夜泣き
結局その日は電話はつながらず、そのまま夕方を迎えることになり、真夢は一度家に帰って、後はどうするかは明日考えようということになった。
真夢が帰ろうとして、それを詩織が玄関まで出て見送ろうとした時、詩織はなんとなく真夢に奇妙な違和感を持った。
「・・・・?あのさ、マム。」
「どうしたの?シオリちゃん。」
詩織はまじまじと真夢の顔を見た。
なにかいつもと印象が違う。どこが違うかと聞かれると非常に困るのだが、
それでもやっぱり、なにかいつもと真夢の雰囲気が違っているように詩織には感じる。
「う〜ん・・・、ううん。なんでもないのだ・・・・」
「?変なシオリちゃん。それじゃ、また明日ね!」
そして、真夢はいつものように家へ帰っていった。
「なんだろう。なにかいつもと違うな〜・・・、マム」
★
その日、詩織は両親にティムをペットとして家で飼っていいかどうかを正直に相談した。
事の詳しい経過については、神酒からの預かり物ということでぼかした部分もあったが、自分の想いを話し、きちんと最後まで世話をするからと強く誓っていた。
詩織の両親は、最初はもちろん反対をした。
未だ七海が見つからない中で、急にペットを飼い始めても世話をしきれないだろうと考えていたからだ。

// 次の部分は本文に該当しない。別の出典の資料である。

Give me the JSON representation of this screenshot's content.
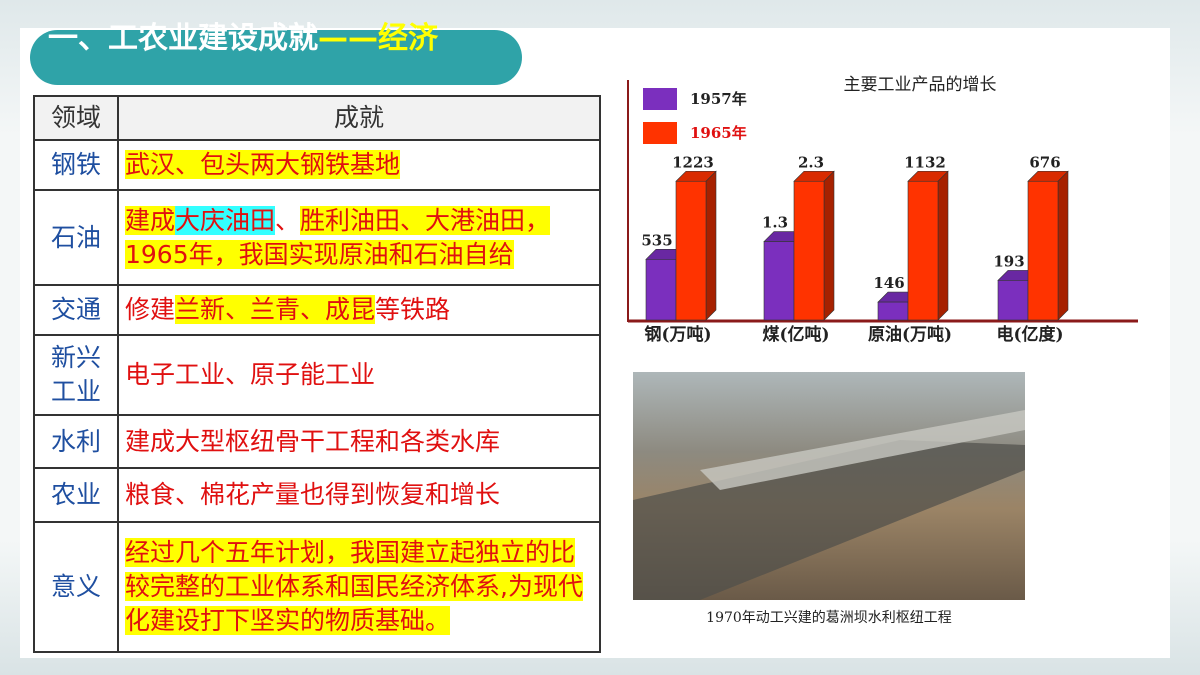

しかし詩織が強く懇願を続けているうちに、2人はある心配事の解消に、もしかしたらティムの存在が解決の糸口になるかも知れないと思い始めていた。
その心配事とは・・・・。
実は七海が行方不明になってからは、詩織は夜は両親と一緒に寝るようになったのだが、夜中、詩織は自分でも気付かないうちに夜泣きをするようになってしまったのである。
原因は、もちろん七海の行方不明になる。
一緒に寝ていた両親は、詩織が夜中に「ナッちゃん・・・」とつぶやきながら
夜泣きする姿を何度も目撃していた。
普段は気丈に明るく振舞っている詩織だが、心の底では、大好きなお姉ちゃんのことが心配でたまらないのは明白な事実で、2人もそのことに心を強く痛めていたのだ。

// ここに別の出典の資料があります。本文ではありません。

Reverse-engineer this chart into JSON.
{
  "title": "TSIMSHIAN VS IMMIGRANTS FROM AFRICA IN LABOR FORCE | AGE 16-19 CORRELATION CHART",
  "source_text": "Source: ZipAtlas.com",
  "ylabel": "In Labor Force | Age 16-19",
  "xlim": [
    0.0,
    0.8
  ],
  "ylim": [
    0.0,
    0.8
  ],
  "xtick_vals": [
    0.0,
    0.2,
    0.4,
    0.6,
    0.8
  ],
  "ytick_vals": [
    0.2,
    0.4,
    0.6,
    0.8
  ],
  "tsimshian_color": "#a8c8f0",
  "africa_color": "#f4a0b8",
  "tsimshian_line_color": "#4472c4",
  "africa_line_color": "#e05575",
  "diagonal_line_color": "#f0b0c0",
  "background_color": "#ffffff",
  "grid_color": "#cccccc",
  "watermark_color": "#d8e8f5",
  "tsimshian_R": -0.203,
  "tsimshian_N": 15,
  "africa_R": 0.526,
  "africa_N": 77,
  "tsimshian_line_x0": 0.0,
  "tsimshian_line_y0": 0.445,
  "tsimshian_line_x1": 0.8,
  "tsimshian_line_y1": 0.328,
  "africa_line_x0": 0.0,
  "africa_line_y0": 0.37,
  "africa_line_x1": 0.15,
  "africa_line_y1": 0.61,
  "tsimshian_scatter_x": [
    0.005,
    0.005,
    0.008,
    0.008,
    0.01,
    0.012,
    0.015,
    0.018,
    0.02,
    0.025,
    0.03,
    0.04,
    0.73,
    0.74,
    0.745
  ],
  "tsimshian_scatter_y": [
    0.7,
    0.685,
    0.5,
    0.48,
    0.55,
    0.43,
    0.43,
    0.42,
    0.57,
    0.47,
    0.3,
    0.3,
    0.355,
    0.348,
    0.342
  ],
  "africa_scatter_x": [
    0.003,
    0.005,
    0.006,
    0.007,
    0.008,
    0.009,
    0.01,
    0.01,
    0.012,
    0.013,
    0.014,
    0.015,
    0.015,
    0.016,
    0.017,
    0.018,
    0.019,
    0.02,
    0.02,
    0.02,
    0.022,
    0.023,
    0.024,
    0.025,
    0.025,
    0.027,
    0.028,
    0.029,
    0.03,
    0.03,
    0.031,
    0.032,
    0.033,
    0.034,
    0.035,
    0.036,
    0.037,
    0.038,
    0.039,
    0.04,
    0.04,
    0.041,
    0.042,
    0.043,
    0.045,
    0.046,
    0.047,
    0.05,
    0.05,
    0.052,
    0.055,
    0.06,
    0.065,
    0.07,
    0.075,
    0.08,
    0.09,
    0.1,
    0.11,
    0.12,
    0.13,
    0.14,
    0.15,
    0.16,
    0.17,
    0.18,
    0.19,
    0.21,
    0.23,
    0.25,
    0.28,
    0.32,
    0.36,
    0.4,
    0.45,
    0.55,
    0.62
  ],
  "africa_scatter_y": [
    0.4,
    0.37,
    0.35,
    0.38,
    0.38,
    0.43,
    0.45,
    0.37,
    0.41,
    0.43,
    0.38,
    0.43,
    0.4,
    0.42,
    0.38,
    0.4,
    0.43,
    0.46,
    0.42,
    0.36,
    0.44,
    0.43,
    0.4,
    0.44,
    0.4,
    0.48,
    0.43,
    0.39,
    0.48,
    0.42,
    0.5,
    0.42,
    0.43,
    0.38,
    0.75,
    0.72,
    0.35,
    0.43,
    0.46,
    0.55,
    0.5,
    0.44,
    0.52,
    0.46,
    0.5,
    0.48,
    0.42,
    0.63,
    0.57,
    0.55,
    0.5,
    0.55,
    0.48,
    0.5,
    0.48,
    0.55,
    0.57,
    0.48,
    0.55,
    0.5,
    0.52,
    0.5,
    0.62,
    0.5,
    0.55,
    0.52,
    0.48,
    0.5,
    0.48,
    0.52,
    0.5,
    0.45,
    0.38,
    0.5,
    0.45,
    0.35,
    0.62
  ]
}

「シオリ。ちゃんと最後まで責任を持って面倒をみれるか?」
「うん。みれる!」
「絶対に投げ出さないな」
「うん!大丈夫!」
「・・・・・そうか。それじゃ、まぁしょうがないか・・・」
「やったー!!」
詩織はティムを抱き上げて飛び上がった。
詩織の両親は、そんな彼女の姿を苦笑いしながら見つめていた・・・・。
★
そして、その夜。意を決した詩織は、自分から1人で部屋で寝ると両親に宣言し、ティムを抱いて1人でベッドに入ったのだが・・・。

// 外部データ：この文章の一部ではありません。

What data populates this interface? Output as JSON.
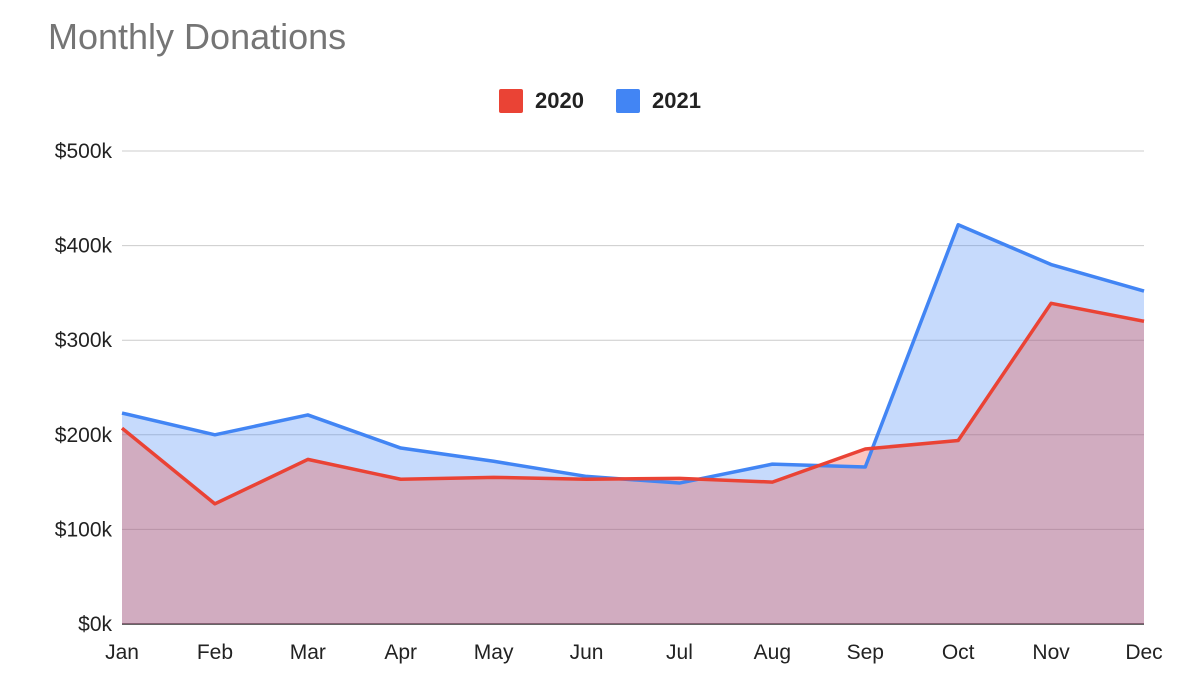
{
  "chart_data": {
    "type": "area",
    "title": "Monthly Donations",
    "xlabel": "",
    "ylabel": "",
    "categories": [
      "Jan",
      "Feb",
      "Mar",
      "Apr",
      "May",
      "Jun",
      "Jul",
      "Aug",
      "Sep",
      "Oct",
      "Nov",
      "Dec"
    ],
    "series": [
      {
        "name": "2020",
        "color": "#ea4335",
        "values": [
          207000,
          127000,
          174000,
          153000,
          155000,
          153000,
          154000,
          150000,
          185000,
          194000,
          339000,
          320000
        ]
      },
      {
        "name": "2021",
        "color": "#4285f4",
        "values": [
          223000,
          200000,
          221000,
          186000,
          172000,
          156000,
          149000,
          169000,
          166000,
          422000,
          380000,
          352000
        ]
      }
    ],
    "ylim": [
      0,
      500000
    ],
    "yticks": [
      0,
      100000,
      200000,
      300000,
      400000,
      500000
    ],
    "ytick_labels": [
      "$0k",
      "$100k",
      "$200k",
      "$300k",
      "$400k",
      "$500k"
    ],
    "grid": true,
    "legend_position": "top-center"
  }
}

やはりすぐには夜泣きが治るはずもなく、真夜中、詩織は自分の枕を涙でぬらしていた。
姉のいない真っ暗な子ども部屋。
誰もいないはずのその部屋で、1人泣きながら眠る詩織の姿を見つめる瞳があった。
それはティムの瞳で、ティムは詩織の枕元で、彼女の姿を何も言わずにじっと見つめていた。
愛おしく、そして心配そうな瞳で・・・・。